ExcelAire, the Long Island-based company that owns the Legacy jet that collided on September 29 against a Boeing 737 over the Amazon jungle provoking Brazil’s worst plane crash ever with the death of all 154 people aboard, will be sued by at least nine of the victim’s relatives.
The plaintiffs have announced today in Brazil that they have hired a group of American lawyers specialized in aviation accidents and they intend to file an action for damages in an American court. The suit should be filed in New York in the next 30 days. .
The U.S. lawyers, who are already in Brazil and who have joined two Brazilian attorneys, say they believe they have enough evidence to hold American pilots Joseph Lepore and Jan Paul Palladino responsible for the accident, including the fact that they didn’t follow the flight plan as they were supposed to.
Brazilian lawyer Leonardo Amarante told reporters that he is going to bring an action against Gol Airlines next Monday in order to force the company to pay alimony to Juliana Sarmento, whose husband, André Fontoura, was killed in the accident.
Amarante has also announced that he is requesting that the Brazilian Air Force Command hand over information on the accident investigations. He has threatened to appeal to the Supreme Court if his request is not granted.
Meanwhile, federal police chief Renato Sayão, who is in charge of the crash’s inquiry. said today that he favors the idea that the two pilots remain in Brazil while the investigations proceed. The judicial decision has been to keep the Americans in Brazil indefinitely.
"I’m in favor that they stay until the inquiry is finished because we still don’t know if they are guilty or innocent," said Sayão.
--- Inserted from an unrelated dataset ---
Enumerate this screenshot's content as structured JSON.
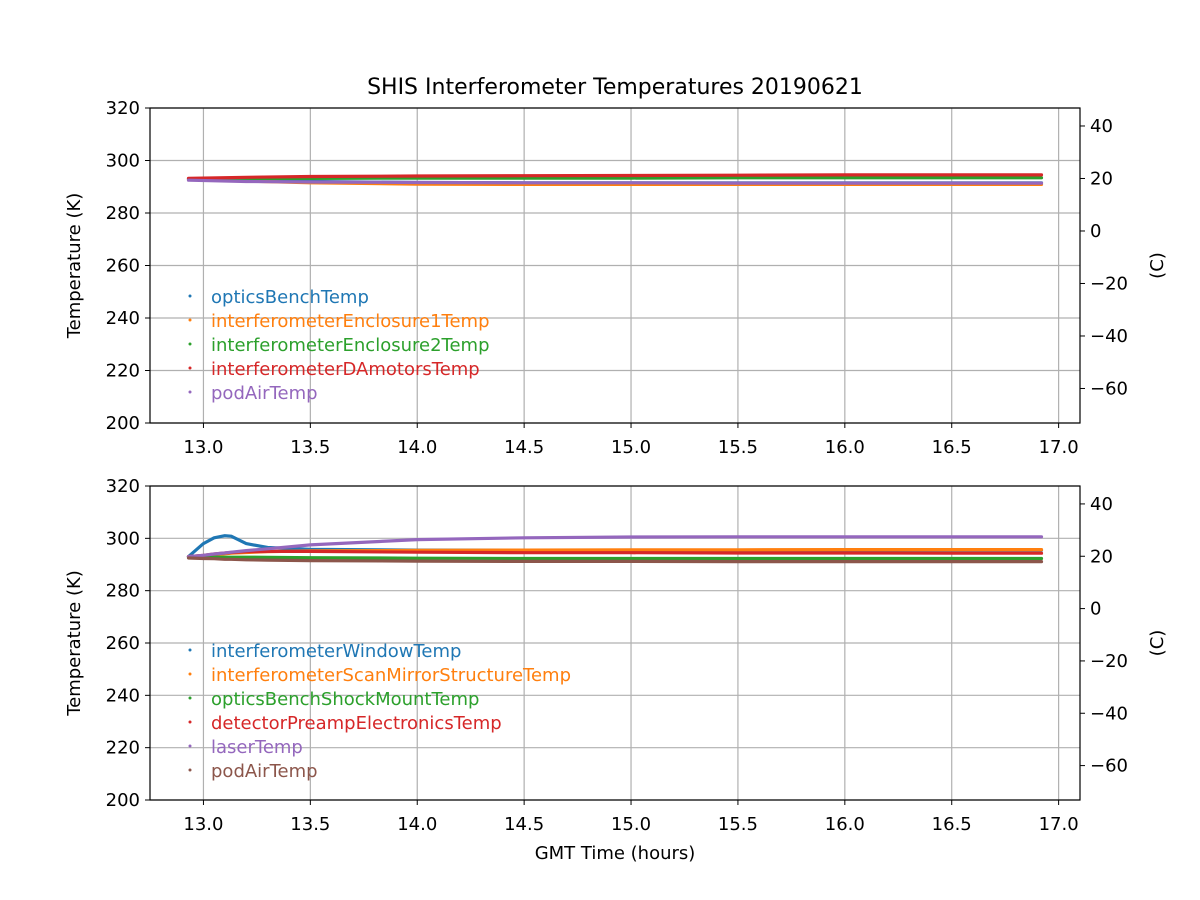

According to the Brazilian Defense Minister, Waldir Pires, however, the presence or nor of the ExcelAire pilots is immaterial for the success of the inquiry. Pires made it also clear that he won’t take any action to challenge the Justice’s determination.
Sayão says that he still needs to answer four questions. First, he wants to know if the pilots followed all the international flight rules and procedures. Second, he needs more information on how the Brazilian air control system was working when the accident occurred.
Another question is to know if there was any mechanical failure that might have impaired the pilots’ action. Finally, Sayão wants to find out if there was a conjunction of negative factors that conspired against the two Americans.
The police chief intends to interview the pilots next week. This Wednesday, he met former Justice Minister, José Carlos Dias, the lawyer who is representing Lepore and Palladino. He also had a meeting with members of the Cenipa (Aviation Accidents Investigation and Prevention Center).
For Sayão, however, the investigations will only go forward after he gets the results from the Gol’s black box and the report on the transponder operation. It’s believed that the transponder in the Legacy was off. If the device were working properly it should have prevented the accident.
Pires, the Defense minister, told reporters he does not believe that the Boeing accident will become a diplomatic headache for the Brazilian government. "I do not foresee any diplomatic problem because we are going to comply with everything that’s contemplated by international treaties and the Brazilian law," stated the minister.
Lepore and Paladin had their passports retained by the Brazilian authorities and some American congressmen have been pressuring the US State Department to negotiate the release of the pilots with the Brazilian government.
Pires has discarded the possibility of any action by the Brazilian government to alter court orders: "We respect the judicial process and any judicial decision will only by changed by another judicial decision."